Challenge B substantive post 2 – Design and Improvements

Design Process

Based on theory provided, design process to my understanding is the process of 4 different phases:

  • Understand: Declaring a problem and clarifying the known/unknowns/challenges/conditions within the problem. Basically making sense of the problem determined.
  • Plan: Knowing the problem, create a series of ideas, patterns or previously existing examples. This is then used to create clear steps for execution.
  • Try: “Build, test or model your idea” and revise when things do not work out as expected.
  • Reflect: Look back and identify key improvements steps.

In order to attempt to understand and breakdown the process, I aligned this with Design Thinking 101, which is a method used in Human Centered Interaction courses for our projects and assignments. This process breaks down into 6 items instead of 4 and was coined by the Neilsen Norman Group.

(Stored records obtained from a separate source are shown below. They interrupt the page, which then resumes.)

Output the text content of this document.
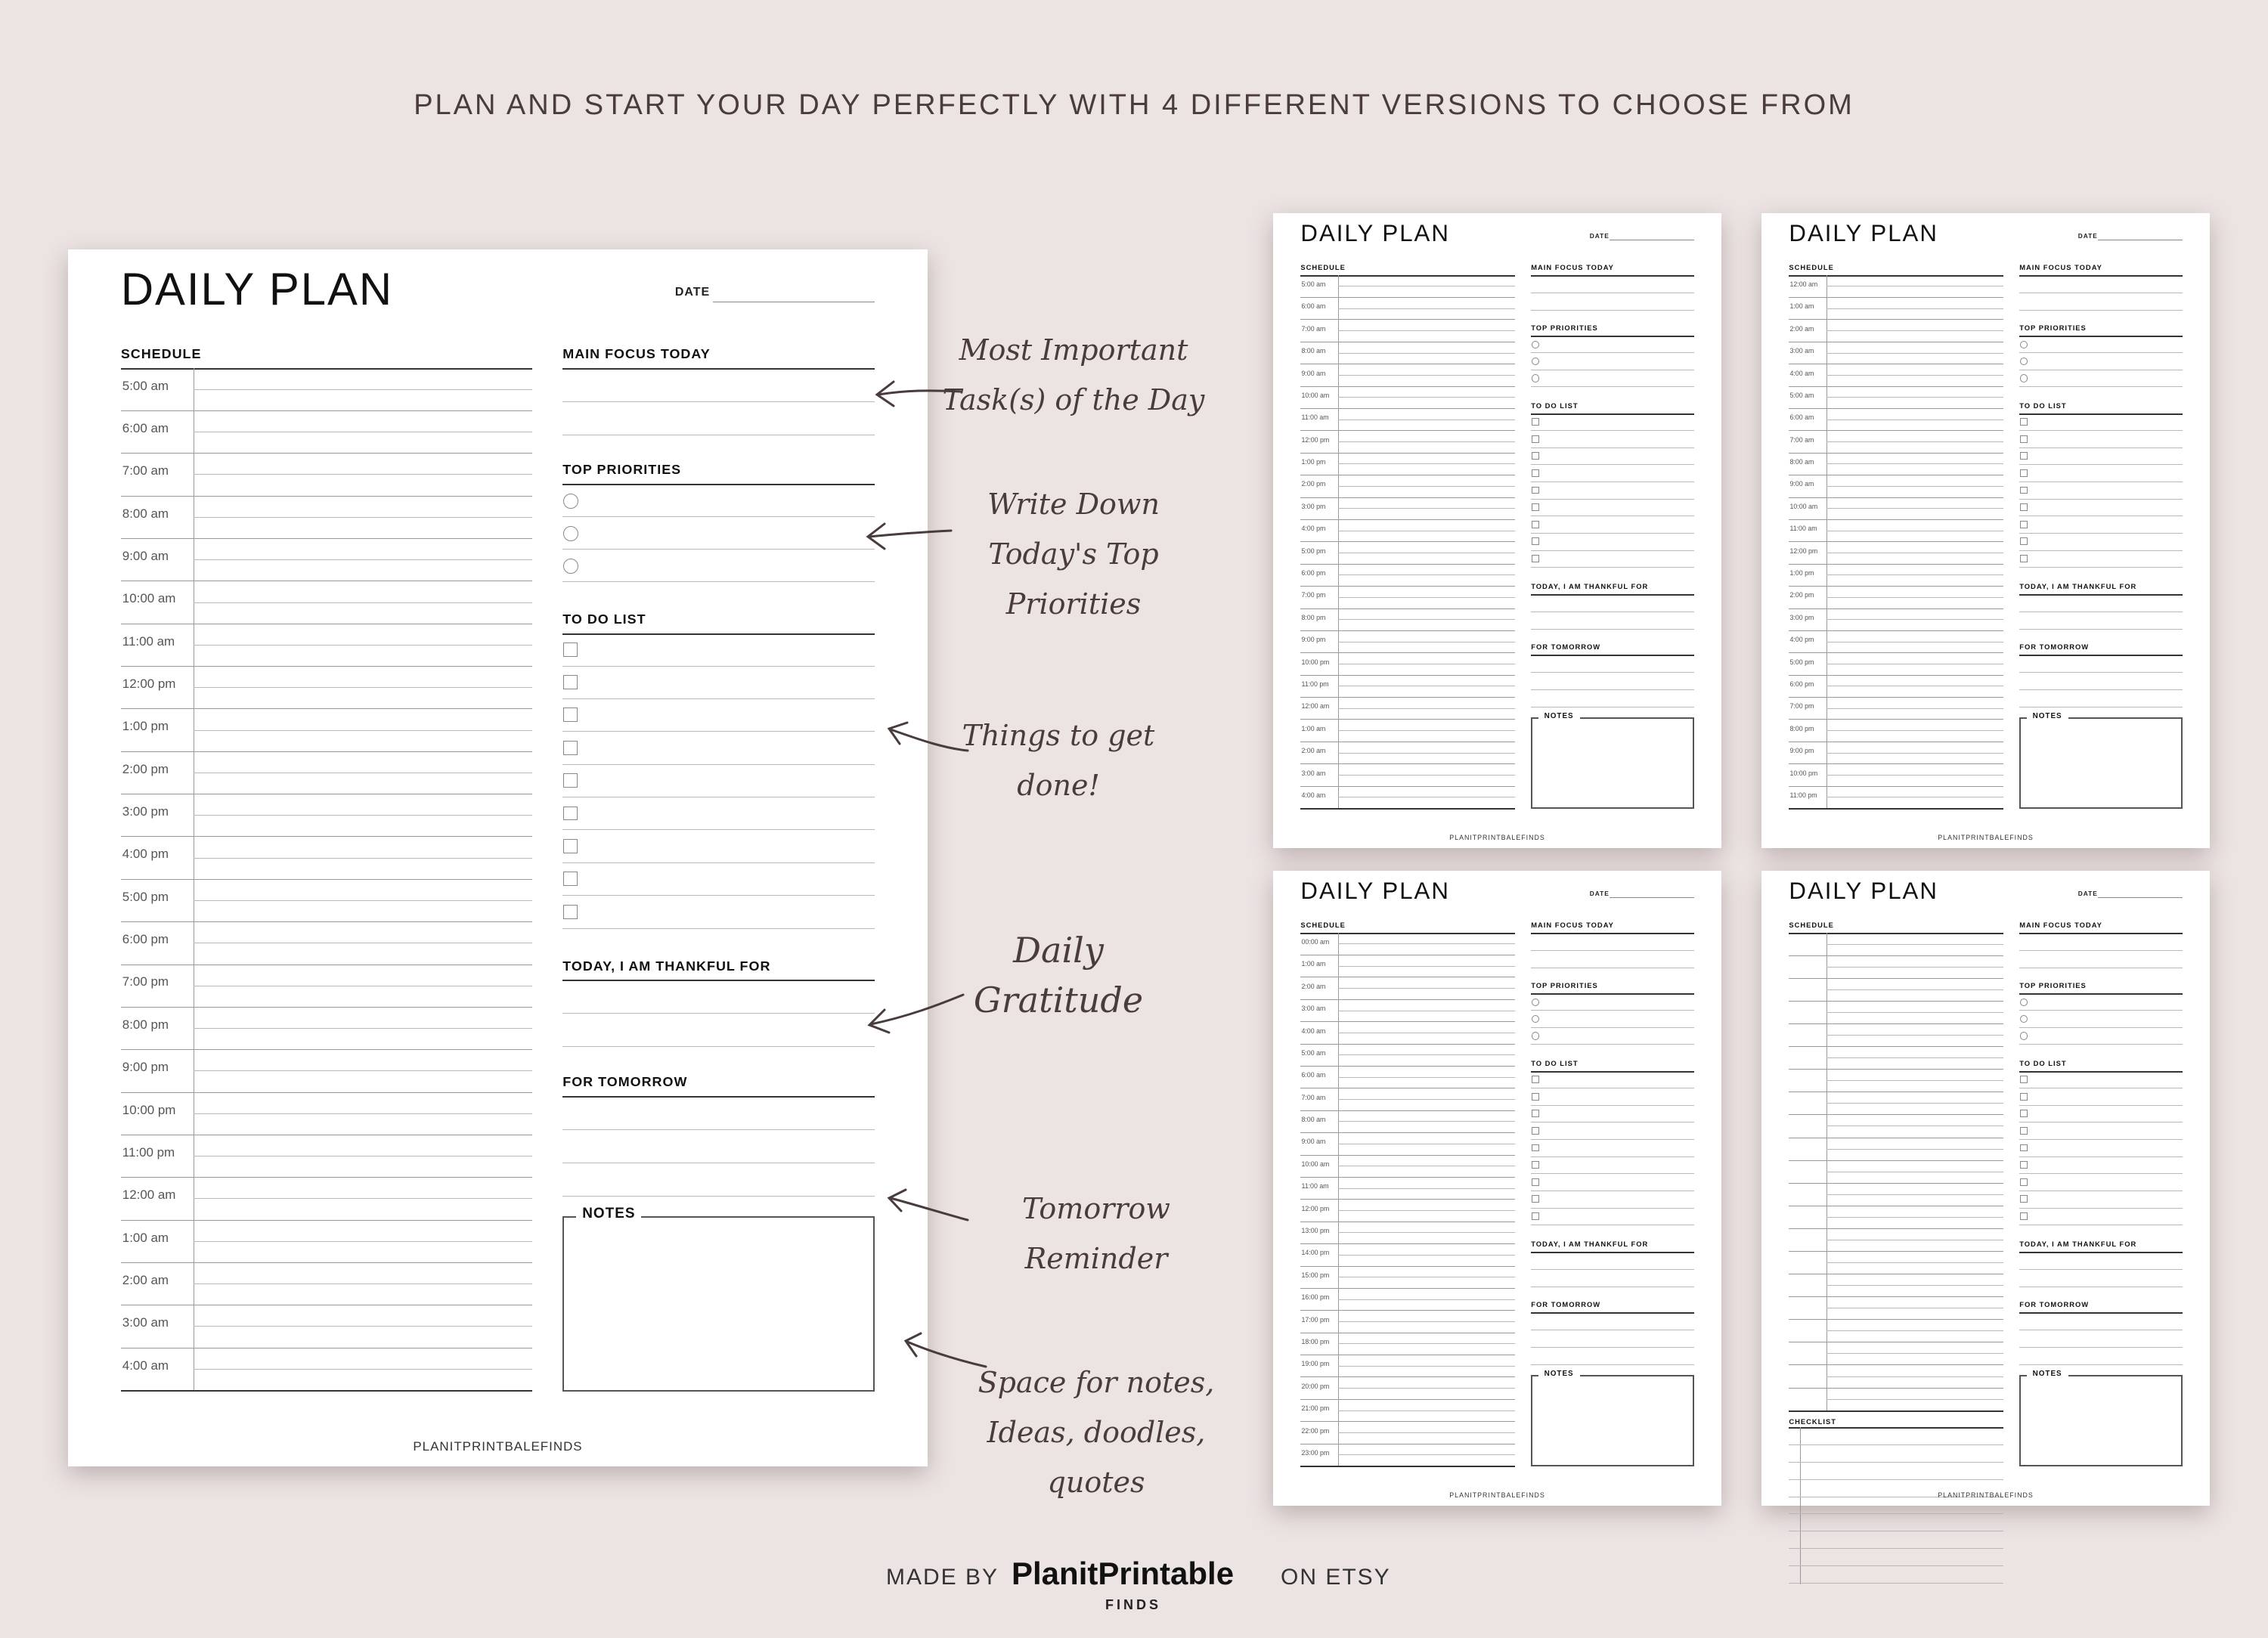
PLAN AND START YOUR DAY PERFECTLY WITH 4 DIFFERENT VERSIONS TO CHOOSE FROM
DAILY PLAN	DATE
SCHEDULE
5:00 am
6:00 am
7:00 am
8:00 am
9:00 am
10:00 am
11:00 am
12:00 pm
1:00 pm
2:00 pm
3:00 pm
4:00 pm
5:00 pm
6:00 pm
7:00 pm
8:00 pm
9:00 pm
10:00 pm
11:00 pm
12:00 am
1:00 am
2:00 am
3:00 am
4:00 am
MAIN FOCUS TODAY
TOP PRIORITIES
TO DO LIST
TODAY, I AM THANKFUL FOR
FOR TOMORROW
NOTES
PLANITPRINTBALEFINDS
DAILY PLAN	DATE
SCHEDULE
5:00 am
6:00 am
7:00 am
8:00 am
9:00 am
10:00 am
11:00 am
12:00 pm
1:00 pm
2:00 pm
3:00 pm
4:00 pm
5:00 pm
6:00 pm
7:00 pm
8:00 pm
9:00 pm
10:00 pm
11:00 pm
12:00 am
1:00 am
2:00 am
3:00 am
4:00 am
MAIN FOCUS TODAY
TOP PRIORITIES
TO DO LIST
TODAY, I AM THANKFUL FOR
FOR TOMORROW
NOTES
PLANITPRINTBALEFINDS
DAILY PLAN	DATE
SCHEDULE
12:00 am
1:00 am
2:00 am
3:00 am
4:00 am
5:00 am
6:00 am
7:00 am
8:00 am
9:00 am
10:00 am
11:00 am
12:00 pm
1:00 pm
2:00 pm
3:00 pm
4:00 pm
5:00 pm
6:00 pm
7:00 pm
8:00 pm
9:00 pm
10:00 pm
11:00 pm
MAIN FOCUS TODAY
TOP PRIORITIES
TO DO LIST
TODAY, I AM THANKFUL FOR
FOR TOMORROW
NOTES
PLANITPRINTBALEFINDS
DAILY PLAN	DATE
SCHEDULE
00:00 am
1:00 am
2:00 am
3:00 am
4:00 am
5:00 am
6:00 am
7:00 am
8:00 am
9:00 am
10:00 am
11:00 am
12:00 pm
13:00 pm
14:00 pm
15:00 pm
16:00 pm
17:00 pm
18:00 pm
19:00 pm
20:00 pm
21:00 pm
22:00 pm
23:00 pm
MAIN FOCUS TODAY
TOP PRIORITIES
TO DO LIST
TODAY, I AM THANKFUL FOR
FOR TOMORROW
NOTES
PLANITPRINTBALEFINDS
DAILY PLAN	DATE
SCHEDULE
CHECKLIST
MAIN FOCUS TODAY
TOP PRIORITIES
TO DO LIST
TODAY, I AM THANKFUL FOR
FOR TOMORROW
NOTES
PLANITPRINTBALEFINDS
Most Important
Task(s) of the Day
Write Down
Today's Top Priorities
Things to get
done!
Daily Gratitude
Tomorrow Reminder
Space for notes,
Ideas, doodles, quotes
MADE BY PlanitPrintable
FINDS
ON ETSY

Figure 1: Neilsen Norman Group’s Design Thinking 101

I can see that Design Process take into account an additional step called “Reflection”, which points out improvements over the whole process.

Improvements over the challenges

Challenge A Process

My process in challenge A was to fill out the template and response to the activities accordingly. In order to identify improvements, I relied heavily on the peer feedback and the final product feedback.

I can see 1 problem with my process, I was in effect working in a silo, even though I received peer feedback, my peers were not working on the same topic, and could not provide domain-level expertise to what I chose to cover. This lead to my final work and prototype having cognitive-load-heavy content, which was one of the final feedback I received.

Challenge B Approach

For the next challenge, this is a collaborative effort between me and my teammates, I’m taking a different approach to the original method of going through the 4 topics. I embedded Iteration within my approach, upon prototype or any phases of the completed product, I go through the teammate and peer feedback to align and validate with the concrete feedback I already received from the user. Heavily emphasizing on Iterations instead of the one-and-done approach.


Comments

One response to “Challenge B substantive post 2 – Design and Improvements”

  1. theresetaruc Avatar
    theresetaruc

    Hey Brian! I like that you’re focusing more on iteration and teamwork this time. It’s great that you’re using feedback throughout the process instead of just at the end. You could even connect this idea to backward design which thinks about your goal from the start and checks if each version supports it. I also thought it was really honest and reflective how you mentioned working in a silo during Challenge A. Noticing that limited feedback led to higher cognitive load shows a good awareness of how important collaboration and user perspective are.

    Overall, your post shows a lot of growth and understanding of how design is a continuous learning process.